Through May 1, the High Beta index was the better place to invest, rising 2.9% and outperforming the Low Volatility index, which declined 3.0% over the same period.
However, as the old adage “sell in May” suggests, the High Beta index has corrected 15% from May through August.
However, not all S&P 500 index constituents have performed the same. Indeed, during the same period, the Low Volatility index was down 2.0%.
The PowerShares S&P 500 High Beta ETF (SPHB) seeks to track a subset of the S&P 500 (SPX) index. It holds the 100 most volatile stocks and rebalances and sometimes incorporates new holdings on a quarterly basis.
On the other hand, the PowerShares S&P 500 Low Volatility (SPLV) holds the 100 least volatile stocks and also rebalances.

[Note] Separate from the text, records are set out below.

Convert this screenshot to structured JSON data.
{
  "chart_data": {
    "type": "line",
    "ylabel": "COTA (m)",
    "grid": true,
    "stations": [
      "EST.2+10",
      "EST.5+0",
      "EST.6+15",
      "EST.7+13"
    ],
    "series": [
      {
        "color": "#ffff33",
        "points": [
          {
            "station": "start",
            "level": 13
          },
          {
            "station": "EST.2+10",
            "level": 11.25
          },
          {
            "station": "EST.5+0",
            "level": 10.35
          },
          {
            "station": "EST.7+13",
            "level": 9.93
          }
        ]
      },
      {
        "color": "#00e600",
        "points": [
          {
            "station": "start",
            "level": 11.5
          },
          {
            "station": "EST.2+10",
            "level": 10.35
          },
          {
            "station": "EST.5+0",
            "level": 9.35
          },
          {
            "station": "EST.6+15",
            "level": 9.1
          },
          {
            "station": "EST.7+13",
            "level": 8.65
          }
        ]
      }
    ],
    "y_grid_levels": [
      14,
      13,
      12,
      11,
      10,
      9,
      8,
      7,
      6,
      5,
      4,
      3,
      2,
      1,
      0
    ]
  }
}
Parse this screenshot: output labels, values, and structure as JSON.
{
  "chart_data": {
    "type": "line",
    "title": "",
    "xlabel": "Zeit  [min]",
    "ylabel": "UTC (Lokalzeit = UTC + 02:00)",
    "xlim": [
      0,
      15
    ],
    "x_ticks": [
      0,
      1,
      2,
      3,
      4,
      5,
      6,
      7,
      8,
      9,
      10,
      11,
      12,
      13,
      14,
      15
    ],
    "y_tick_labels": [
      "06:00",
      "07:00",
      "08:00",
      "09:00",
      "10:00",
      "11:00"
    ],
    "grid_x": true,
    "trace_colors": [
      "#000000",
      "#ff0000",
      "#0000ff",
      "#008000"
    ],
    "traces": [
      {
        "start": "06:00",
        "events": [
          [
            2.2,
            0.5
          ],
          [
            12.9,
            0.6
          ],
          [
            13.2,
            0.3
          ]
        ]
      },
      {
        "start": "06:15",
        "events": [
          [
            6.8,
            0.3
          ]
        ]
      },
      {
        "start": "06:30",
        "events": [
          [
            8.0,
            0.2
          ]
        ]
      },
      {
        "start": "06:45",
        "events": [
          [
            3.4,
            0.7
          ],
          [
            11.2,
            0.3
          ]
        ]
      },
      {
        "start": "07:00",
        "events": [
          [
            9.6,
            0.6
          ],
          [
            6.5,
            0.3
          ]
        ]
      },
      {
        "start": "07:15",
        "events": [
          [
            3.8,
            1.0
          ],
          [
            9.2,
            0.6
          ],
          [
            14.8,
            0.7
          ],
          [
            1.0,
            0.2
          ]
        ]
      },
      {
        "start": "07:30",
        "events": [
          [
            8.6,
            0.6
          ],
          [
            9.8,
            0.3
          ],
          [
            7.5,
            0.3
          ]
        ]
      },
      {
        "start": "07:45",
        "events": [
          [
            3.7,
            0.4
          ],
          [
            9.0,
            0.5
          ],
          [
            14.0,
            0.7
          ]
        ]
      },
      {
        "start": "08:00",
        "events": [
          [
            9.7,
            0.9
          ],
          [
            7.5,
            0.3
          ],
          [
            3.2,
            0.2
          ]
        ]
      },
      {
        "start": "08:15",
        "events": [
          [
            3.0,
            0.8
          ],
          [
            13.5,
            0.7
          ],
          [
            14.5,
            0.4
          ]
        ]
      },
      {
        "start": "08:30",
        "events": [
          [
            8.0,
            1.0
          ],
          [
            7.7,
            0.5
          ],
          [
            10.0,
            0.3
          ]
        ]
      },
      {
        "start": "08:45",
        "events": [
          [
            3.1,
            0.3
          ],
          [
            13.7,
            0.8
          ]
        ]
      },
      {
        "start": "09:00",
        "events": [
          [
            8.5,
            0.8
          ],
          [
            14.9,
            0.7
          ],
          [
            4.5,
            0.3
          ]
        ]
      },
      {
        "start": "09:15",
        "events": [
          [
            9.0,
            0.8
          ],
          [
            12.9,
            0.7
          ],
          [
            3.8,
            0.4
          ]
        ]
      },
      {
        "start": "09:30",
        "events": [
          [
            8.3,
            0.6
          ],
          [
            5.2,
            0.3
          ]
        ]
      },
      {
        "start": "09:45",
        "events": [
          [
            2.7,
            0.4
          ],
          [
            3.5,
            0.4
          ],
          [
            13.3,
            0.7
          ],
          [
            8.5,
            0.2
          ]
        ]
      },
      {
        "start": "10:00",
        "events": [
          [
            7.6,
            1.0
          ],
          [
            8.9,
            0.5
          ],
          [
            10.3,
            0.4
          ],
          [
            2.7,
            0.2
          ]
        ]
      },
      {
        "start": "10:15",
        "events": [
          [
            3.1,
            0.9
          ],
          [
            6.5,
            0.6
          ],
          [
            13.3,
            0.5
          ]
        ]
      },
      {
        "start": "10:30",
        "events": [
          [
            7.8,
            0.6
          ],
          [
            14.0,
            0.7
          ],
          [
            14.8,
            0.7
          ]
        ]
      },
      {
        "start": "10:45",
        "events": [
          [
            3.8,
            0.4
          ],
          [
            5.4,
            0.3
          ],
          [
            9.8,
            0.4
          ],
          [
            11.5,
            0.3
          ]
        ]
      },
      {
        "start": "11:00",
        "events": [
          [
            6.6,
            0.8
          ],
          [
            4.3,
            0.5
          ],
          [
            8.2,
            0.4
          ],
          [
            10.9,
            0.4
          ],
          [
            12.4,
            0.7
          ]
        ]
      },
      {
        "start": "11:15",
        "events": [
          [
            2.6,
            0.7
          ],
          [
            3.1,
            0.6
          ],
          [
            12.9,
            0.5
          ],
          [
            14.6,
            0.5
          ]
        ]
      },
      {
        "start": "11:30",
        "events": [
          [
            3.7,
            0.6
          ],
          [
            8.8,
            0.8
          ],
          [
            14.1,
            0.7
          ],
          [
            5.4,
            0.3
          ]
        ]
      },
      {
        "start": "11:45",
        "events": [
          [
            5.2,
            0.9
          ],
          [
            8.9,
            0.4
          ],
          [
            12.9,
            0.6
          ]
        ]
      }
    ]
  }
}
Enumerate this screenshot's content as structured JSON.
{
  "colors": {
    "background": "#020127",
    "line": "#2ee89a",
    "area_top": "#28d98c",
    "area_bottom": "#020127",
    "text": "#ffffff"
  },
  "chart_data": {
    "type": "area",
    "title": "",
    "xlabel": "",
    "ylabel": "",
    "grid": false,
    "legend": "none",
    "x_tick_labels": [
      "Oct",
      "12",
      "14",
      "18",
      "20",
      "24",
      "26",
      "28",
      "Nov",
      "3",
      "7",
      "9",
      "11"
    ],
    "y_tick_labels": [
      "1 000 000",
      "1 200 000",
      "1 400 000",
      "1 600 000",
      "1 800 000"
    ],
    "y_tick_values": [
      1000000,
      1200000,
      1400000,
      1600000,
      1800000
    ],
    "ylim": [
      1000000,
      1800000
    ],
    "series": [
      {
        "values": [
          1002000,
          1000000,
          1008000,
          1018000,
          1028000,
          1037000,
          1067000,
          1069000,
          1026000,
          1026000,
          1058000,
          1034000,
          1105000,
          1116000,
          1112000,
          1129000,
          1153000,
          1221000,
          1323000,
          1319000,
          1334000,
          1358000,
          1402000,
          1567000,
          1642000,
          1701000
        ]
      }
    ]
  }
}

Relative to the S&P 500 index, financials (36% versus 17%) and consumer staples (21% versus 10%) are heavily weighted, while consumer discretionary is only 6.5%, with no energy exposure.
The ETF ranks favorably from an S&P Capital IQ Quality Ranking perspective.
For low volatility, SPLV is not the only choice and has actually been out of favor these past months.
Exposure to financials (18% of assets), consumer staples (14%), and consumer discretionary (8%) are closer to the S&P 500 index, as USMV has sector constraints relative to the diversified MSCI index.
USMV also earns a favorable ranking input for Quality Rankings. While the recent trend has been toward a low volatility approach, history suggests that it could soon reverse.